LRD guides and handbook May 2017

Law at Work 2017

Chapter 10

Lapsed warnings 



[ch 10: page 360]

The Acas Guidance states that except in agreed special circumstances, warnings should be disregarded for disciplinary purposes after a fixed period of satisfactory performance or conduct. This is sometimes referred to as becoming “lapsed” or “spent”. That period should be agreed when the procedure is drawn up and set out clearly. 



The Acas Guidance suggests up to six months for a First Written Warning and up to 12 months for a Final Warning, or more in “exceptional circumstances”.

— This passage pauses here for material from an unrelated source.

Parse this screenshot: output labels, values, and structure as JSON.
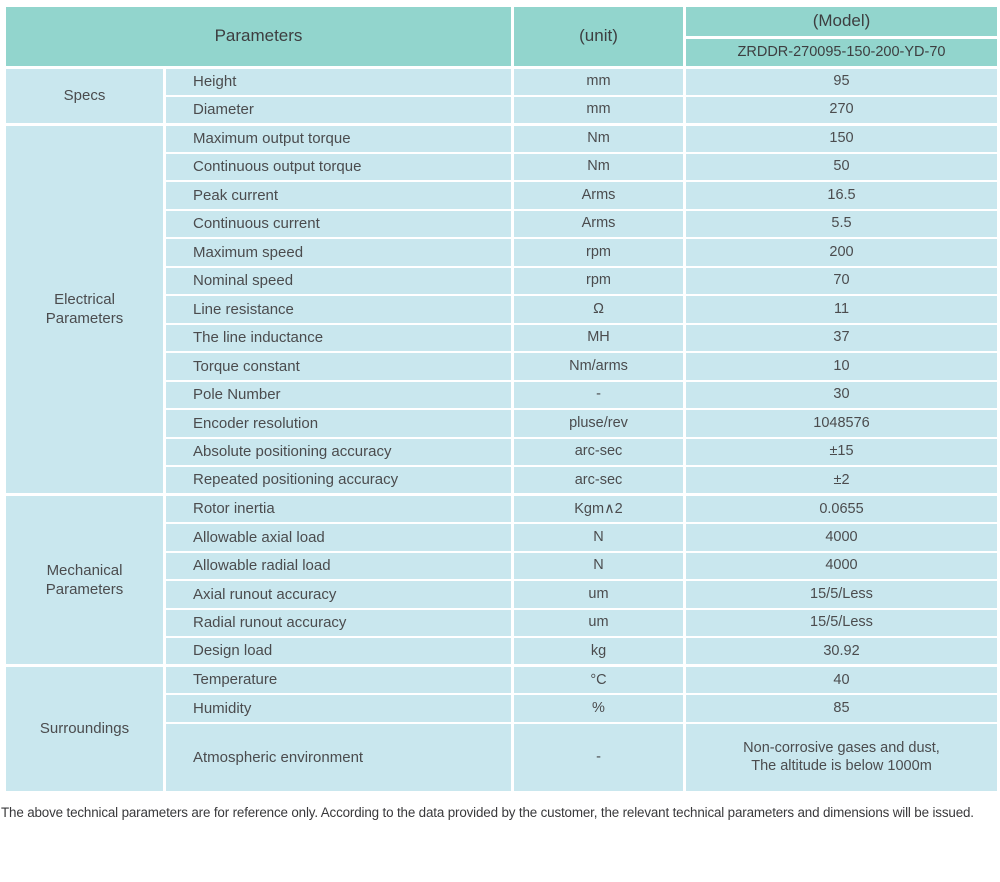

It is normally unfair to take expired warnings into account when deciding whether to dismiss (Diosynth Limited v Thomson [2006] IRLR 284).



The only possible exception is where the offence could have justified summary dismissal even without taking the lapsed warning into account, as the following case demonstrates: 



Mr Webb was seen with four colleagues watching TV in the locker room during working hours on the night shift. Unlike his colleagues, Webb had already been given one formal warning for misconduct that lapsed around three weeks before the TV incident. He was dismissed for gross misconduct, whereas his colleagues all got Final Warnings. 



The Court of Appeal said Webb’s dismissal was fair. Dismissal in this case was within the band of reasonable responses for all five employees, said the court, but it was not unfair for the employer to exercise its discretion to give a lesser sanction of a Final Warning to the other employees because they had clean disciplinary records, and to dismiss Webb because he did not.